The underground silent short film was created in 1968 by Lee Savage and Milton Glaser. The concept is very simple: the iconic character is shipped to Vietnam and only moments after his arrival, he’s dead, his smile fading.
Various media reports suggest the film had been lost for many years until it was discovered in 2013 and posted on video sharing sites like YouTube and Vimeo, despite Disney’s alleged efforts to destroy every copy. (The version in this article was retrieved from Foo Bar on YouTube.)
In an interview with Buzzfeed in 2013, Glaser said the famous Disney character was chosen as a symbol of the U.S.

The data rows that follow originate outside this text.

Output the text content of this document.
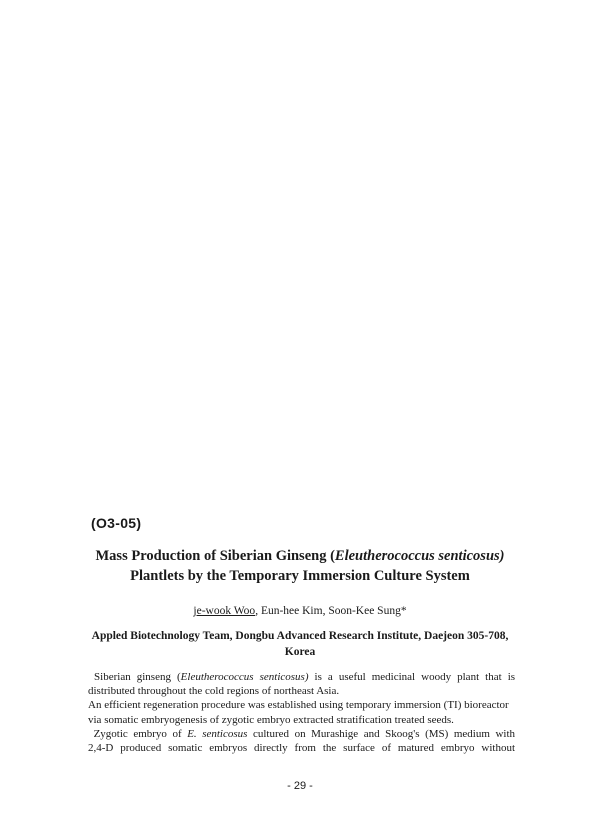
(O3-05)
Mass Production of Siberian Ginseng (Eleutherococcus senticosus)
Plantlets by the Temporary Immersion Culture System
je-wook Woo, Eun-hee Kim, Soon-Kee Sung*
Appled Biotechnology Team, Dongbu Advanced Research Institute, Daejeon 305-708,
Korea

Siberian ginseng (Eleutherococcus senticosus) is a useful medicinal woody plant that is

distributed throughout the cold regions of northeast Asia.

An efficient regeneration procedure was established using temporary immersion (TI) bioreactor

via somatic embryogenesis of zygotic embryo extracted stratification treated seeds.

Zygotic embryo of E. senticosus cultured on Murashige and Skoog's (MS) medium with

2,4-D produced somatic embryos directly from the surface of matured embryo without

- 29 -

“Well, obviously Mickey Mouse is a symbol of innocence, and of America, and of success, and of idealism — and to have him killed, as a soldier is such a contradiction of your expectations,” he was quoted as saying.
Glaser confirmed that the film was made for the Angry Arts Festival, which he described as “a kind of protest event, inviting artists to produce something to represent their concerns about the war in Vietnam and a desire to end it.”
Glaser is one of the most respected graphic designers in the U.S., best known for the I NY logo.